It would be very difficult, if not impossible, to write something definitive and encyclopediac on the life, works and meaning of Martin Heidegger. Issues of his life (foremost his involvement with the Nazi Party) are still a matter of historical debate and the meaning of his philosophy (if it can even be considred as a unified whole) will still be being puzzled over in a hundred years.
And if there was someone who could give a definitve view of Heidegger, it wouldn't be me. My knowledge of Heidegger is confined to reading the Basic Writings twice, and from reading the many brief descriptions and critiques of his thoughts that occur in any good intellectual history of the 20th century. However, this is still more reading of Heidegger than most people have, and still enough to take up one of the basic questions in Heidegger: How revolutionary is his belief in "Being"?
Heidegger claims that all of Western Philosophy since Plato had been lost in metaphysics, a categorical search into the different modes of Being, that managed to avoid and forget the question of what Being itself is. Heidegger claimed to be returning to an investigation of this Being. He claimed this as a revolutionary advance. What exactly, did this revolution mean? Was Heidegger attempting to deconstruct the ways that metaphysics distracted people from a cultural or psychological understanding of "Being"? In many places, Heidegger does engage in such critiques, but they seem to be byproducts of his original intent. He seems to love "Being" for its own sake, and his writing seems to be almost that of a man who has mystically discovered something that is invisible to others.
For example, take this passage, from Heidegger's The Orgin of the Work of Art. I choose this passage not so much for its specific meaning as for the mystical poetical sound of the words:
And yet-beyond beings, not away from them but before them, there is still something else that happens. In the midst of beings as a whole an open place occurs. There is a lighting. Thought of in reference to beings, this lighting is more in beings than are beings. This open center is therefore not surrounded by beings; rather, the lighting encircles all that is, as does the nothing, which we scarcely know.

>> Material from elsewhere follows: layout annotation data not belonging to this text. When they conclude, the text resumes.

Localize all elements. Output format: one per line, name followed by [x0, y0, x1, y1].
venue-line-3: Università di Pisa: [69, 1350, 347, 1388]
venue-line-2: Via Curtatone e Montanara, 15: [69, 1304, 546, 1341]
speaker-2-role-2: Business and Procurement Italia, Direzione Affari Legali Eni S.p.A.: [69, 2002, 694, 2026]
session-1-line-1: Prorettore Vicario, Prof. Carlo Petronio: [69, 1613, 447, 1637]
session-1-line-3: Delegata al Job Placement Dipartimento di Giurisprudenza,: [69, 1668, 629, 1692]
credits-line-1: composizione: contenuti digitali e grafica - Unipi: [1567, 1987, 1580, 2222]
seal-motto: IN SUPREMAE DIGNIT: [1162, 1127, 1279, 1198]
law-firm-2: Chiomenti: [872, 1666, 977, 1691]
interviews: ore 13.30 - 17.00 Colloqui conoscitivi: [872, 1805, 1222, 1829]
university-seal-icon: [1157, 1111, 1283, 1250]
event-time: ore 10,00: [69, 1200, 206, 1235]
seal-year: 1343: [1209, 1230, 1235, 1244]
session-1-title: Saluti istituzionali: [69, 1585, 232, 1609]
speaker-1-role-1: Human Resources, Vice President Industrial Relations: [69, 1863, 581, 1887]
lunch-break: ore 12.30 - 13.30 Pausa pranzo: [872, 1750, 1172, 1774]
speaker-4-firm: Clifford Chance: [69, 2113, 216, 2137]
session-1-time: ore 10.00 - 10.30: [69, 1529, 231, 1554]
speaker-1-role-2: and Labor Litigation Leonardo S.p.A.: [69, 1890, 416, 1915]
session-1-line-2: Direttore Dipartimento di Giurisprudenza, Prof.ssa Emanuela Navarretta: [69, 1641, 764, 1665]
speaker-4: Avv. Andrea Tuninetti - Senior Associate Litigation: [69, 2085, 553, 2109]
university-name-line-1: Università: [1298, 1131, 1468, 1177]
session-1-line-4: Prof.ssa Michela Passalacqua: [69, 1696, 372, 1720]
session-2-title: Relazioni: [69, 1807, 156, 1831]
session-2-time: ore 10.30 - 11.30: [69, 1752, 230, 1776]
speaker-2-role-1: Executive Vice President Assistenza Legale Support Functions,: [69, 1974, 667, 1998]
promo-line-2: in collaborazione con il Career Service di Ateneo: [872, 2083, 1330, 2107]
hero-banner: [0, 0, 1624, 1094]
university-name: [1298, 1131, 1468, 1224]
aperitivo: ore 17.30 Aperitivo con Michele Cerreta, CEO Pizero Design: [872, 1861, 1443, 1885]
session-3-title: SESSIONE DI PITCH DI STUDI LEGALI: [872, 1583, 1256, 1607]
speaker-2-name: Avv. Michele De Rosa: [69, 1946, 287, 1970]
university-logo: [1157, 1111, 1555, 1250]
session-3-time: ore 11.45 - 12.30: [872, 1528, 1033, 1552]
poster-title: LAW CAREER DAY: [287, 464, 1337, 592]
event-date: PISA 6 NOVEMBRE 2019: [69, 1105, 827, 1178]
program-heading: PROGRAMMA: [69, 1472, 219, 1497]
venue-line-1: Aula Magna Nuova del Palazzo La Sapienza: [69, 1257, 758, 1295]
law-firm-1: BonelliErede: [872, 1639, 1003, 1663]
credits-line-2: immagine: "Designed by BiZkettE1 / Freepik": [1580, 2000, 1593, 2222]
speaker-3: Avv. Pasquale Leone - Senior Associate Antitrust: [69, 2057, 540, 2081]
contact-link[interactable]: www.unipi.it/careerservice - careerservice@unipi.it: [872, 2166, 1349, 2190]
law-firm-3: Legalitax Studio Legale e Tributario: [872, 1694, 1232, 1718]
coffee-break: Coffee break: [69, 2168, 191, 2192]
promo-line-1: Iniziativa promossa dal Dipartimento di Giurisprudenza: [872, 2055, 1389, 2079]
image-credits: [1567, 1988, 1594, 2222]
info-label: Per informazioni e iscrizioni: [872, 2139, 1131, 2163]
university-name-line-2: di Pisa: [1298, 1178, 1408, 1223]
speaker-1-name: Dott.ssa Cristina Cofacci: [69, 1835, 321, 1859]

Has Heidegger discovered a
transcendent principle? Is the "Being" of Heidegger merely what in other times would be called "God", "Spirit", "Subject", "Absolute", "Idea" or many other names? Did Heidegger merely rename it to make his exploration original, freeing his readers of the historical ideas attached to these things? Why does Heidegger, who was well educated as well as being a former monk, not explore the idea of Spirit and God presented by
Christianity, along with the ideas of secular philosophy? Why is the "Being" that Heidegger thought of so wildy important?
This is the question for those who wish to start to understand Heidegger, or perhaps throw his books against the wall and instead find their wisdom elsewhere. My own personal feeling is that Heidegger did indeed have a mystical bent to him, and that he had a mystical experience that he wished to wrap up in the idea of "Being". "Being" is actually little more than a grammatical convenience, and one that doesn't even exist in English or Chinese the way it does in German. Mystics throughout history have for various reasons wrapped up their experiences of the transcendent or ineffable in terms of everything from The Virgin Mary to swordmanship to psychedelic drugs. If Heidegger wishes to wrap it up in an irregular verb, then that is just as well. The next question is how Heidegger's various other philosophical and cultural interests, as well as his politics and slightly questionable personal conduct are woven together with this central mystical experience. And another question, of course, is how much the person who wants to understand either Western thought or mystical experiences wishes to follow Heidegger's twisting path.